The Pokémon Company prioritized meeting collector demand rather than maintaining consistent card quantities across printing waves, so early runs may have differed substantially in total Charizard distribution. Some collectors argue that later Unlimited printings (the fifth and sixth) have higher raw card totals but lower collector interest, meaning fewer were preserved and graded. This would artificially inflate the population ratio if early collectors favored certain cards. One practical limitation for buyers: a seller offering an ungraded Blastoise with better centering and corner quality than most PSA 8 copies might claim it’s a potential PSA 9, but without grading history, you’re assessing condition subjectively. Graded population data helps establish benchmarks for what “excellent condition” actually looks like across thousands of cards, but individual ungraded cards always carry appraisal uncertainty.

The Ungraded Card Caveat and Production Reality

Historical Context of Unlimited Base Set Production

The Unlimited Base Set wasn’t produced all at once. From 1999 through roughly 2001, The Pokémon Company released six distinct printing runs—sometimes called “waves” or “pressings” by collectors—to capitalize on sustained market demand.

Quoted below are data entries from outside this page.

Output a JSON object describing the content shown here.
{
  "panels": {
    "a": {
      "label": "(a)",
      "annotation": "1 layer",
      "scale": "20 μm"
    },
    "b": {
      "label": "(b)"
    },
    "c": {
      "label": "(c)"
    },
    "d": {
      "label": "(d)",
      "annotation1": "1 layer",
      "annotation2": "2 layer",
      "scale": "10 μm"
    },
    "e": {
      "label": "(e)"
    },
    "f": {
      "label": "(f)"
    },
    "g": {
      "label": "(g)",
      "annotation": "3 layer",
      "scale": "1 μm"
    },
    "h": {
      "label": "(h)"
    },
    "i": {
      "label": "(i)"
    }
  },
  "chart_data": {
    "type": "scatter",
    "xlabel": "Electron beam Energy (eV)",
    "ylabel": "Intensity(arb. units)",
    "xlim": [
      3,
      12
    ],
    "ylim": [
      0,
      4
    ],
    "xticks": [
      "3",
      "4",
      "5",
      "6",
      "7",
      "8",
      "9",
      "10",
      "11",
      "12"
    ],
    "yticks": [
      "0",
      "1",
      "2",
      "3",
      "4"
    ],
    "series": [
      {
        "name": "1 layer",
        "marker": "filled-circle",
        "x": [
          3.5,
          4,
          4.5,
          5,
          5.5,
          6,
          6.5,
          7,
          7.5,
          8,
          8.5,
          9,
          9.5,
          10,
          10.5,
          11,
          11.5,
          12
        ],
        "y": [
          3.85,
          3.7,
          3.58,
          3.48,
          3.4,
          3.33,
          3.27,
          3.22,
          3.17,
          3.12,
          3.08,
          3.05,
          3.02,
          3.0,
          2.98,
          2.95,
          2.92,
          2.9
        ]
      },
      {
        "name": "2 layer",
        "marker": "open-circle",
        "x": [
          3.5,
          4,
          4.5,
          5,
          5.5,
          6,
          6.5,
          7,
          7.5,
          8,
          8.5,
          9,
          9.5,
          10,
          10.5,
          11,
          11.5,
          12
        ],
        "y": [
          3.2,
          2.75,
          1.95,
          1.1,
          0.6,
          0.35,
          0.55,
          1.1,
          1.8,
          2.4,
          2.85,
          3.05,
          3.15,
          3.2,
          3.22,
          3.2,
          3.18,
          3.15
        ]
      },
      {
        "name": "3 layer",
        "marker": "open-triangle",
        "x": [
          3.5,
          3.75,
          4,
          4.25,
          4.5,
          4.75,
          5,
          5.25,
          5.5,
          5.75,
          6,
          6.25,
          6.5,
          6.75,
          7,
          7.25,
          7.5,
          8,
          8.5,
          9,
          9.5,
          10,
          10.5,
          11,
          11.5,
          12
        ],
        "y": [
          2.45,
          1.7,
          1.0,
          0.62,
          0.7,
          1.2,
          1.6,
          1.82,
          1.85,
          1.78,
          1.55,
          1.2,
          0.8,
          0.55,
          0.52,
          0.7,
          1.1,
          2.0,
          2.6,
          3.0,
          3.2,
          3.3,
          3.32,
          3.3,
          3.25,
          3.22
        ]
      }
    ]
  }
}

Each printing wave could have slightly different card ratios, ink quality, and collector desirability, though The Pokémon Company never published printing quantities for individual cards.

What we do know is that earlier printings (1st and 2nd wave) are often considered more valuable than later ones due to scarcity and perceived vintage status. Charizard’s abundance in early printings, combined with its cultural status, likely accelerated its dominance in the overall PSA population. Newer collectors entering the hobby often pursue Charizard first, and older collectors who acquired early Unlimited printings often owned multiple Charizards. This cascading effect—Charizard being common, desirable, and kept by many collectors over decades—explains why the population gap is so substantial despite all three cards being from the identical set and era.

Market Outlook and Collector Strategy

The population data suggests Blastoise and Venusaur may offer better value appreciation potential than Charizard for collectors entering the market, precisely because their populations are smaller and their cultural demand historically lower. As the Pokemon Trading Card Game experiences periodic resurgence cycles, lesser-graded starter cards like Blastoise often see price spikes disproportionate to Charizard, because fewer copies are in circulation and publicity doesn’t flood the market with supply the way it does for Charizard.

Looking forward, these population ratios will likely remain stable because grading is essentially permanent—once a card is graded and slabbed, it enters the recorded population and contributes to these counts indefinitely. New Unlimited cards entering the PSA population will increase all three numbers, but the 2:1 ratio between Charizard and Blastoise should persist unless collection preferences dramatically shift.

Conclusion

Charizard Unlimited cards outnumber Blastoise by roughly two to one in the authenticated PSA population—92,856 versus 46,290 copies—making Charizard significantly more common in circulation among collectors. Blastoise edges out Venusaur (41,972 copies) by a modest margin, though Venusaur actually has more gem mint specimens available, which affects the market dynamics for high-grade buyers.

These population figures provide concrete reference points for anyone evaluating starter card portfolios, setting fair prices, or understanding the collector market landscape. While they represent only graded cards rather than total production quantities, PSA data offers the most reliable public information available. Use these numbers as guides when assessing condition premiums, estimating search difficulty at specific grades, and making informed decisions about which starter cards align with your collecting goals.